One person starts snickering, and it spreads immediately. In order to keep it going, the person who began laughing then points to someone else in the circle, who then is challenged to laugh even harder. This continues for 15 minutes.

“In the final minutes, it can get pretty crazy,” Kebbel says. “We’re all pretty much screaming by that point. Once it starts to finally fizzle out, we start clapping –applauding each other and signaling the end of a good laugh.”

So where does one come up with an idea like this? Kebbel says when he started college four years ago he was already feeling stressed. He had declared a self-designed major called language and ethnography, which blends the disciplines of anthropology, French, and English. As if that’s not enough on his plate, he’s also a Cornell Scholar, which means he has a merit-based full-ride scholarship that covers tuition, room, board and fees at Rollins. In turn, he must maintain pretty high GPA requirements. So for him, the Laughing Club is a clever way to balance the academic with the social, the cerebral with the silly.

“I knew that other students and faculty had stresses, too,” he says. “So I started a laughing club to help the Rollins community, myself included, to de-stress and keep lightness and laughter in life.”
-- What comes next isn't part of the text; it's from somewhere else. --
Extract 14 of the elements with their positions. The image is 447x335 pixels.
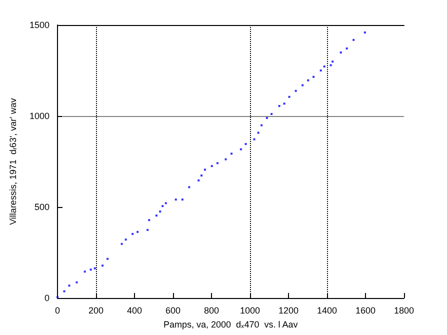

Believe it or not, laughing clubs exist elsewhere, too. Not just in the bubble of a liberal arts college. In fact, they are part of an Asian tradition that extends back several centuries. More recently, in the last twenty years, an Indian doctor by the name of Madan Kataria created a form of laughter yoga in parts of India, which he shares with people around the world — people in good health who want to keep their spirits high, patients who are ill and want to boost their immune systems, even prison inmates who want a reprieve from the monotony and melancholy of prison life.

“I encourage students to come laugh around midterms and finals time, when they feel the most stressed — when they feel like they can’t even spare 15 minutes,” he says. “That’s when it’s most important to come out and laugh. Usually, I find that attendance does increase around exams.”

At the end of the day, Kebbel says, “The Laughing Club isn’t for everyone. It requires an openness to be silly. We all have to check our self-awareness at the curb when we come to laugh in a circle, and some people can let go more easily than others.”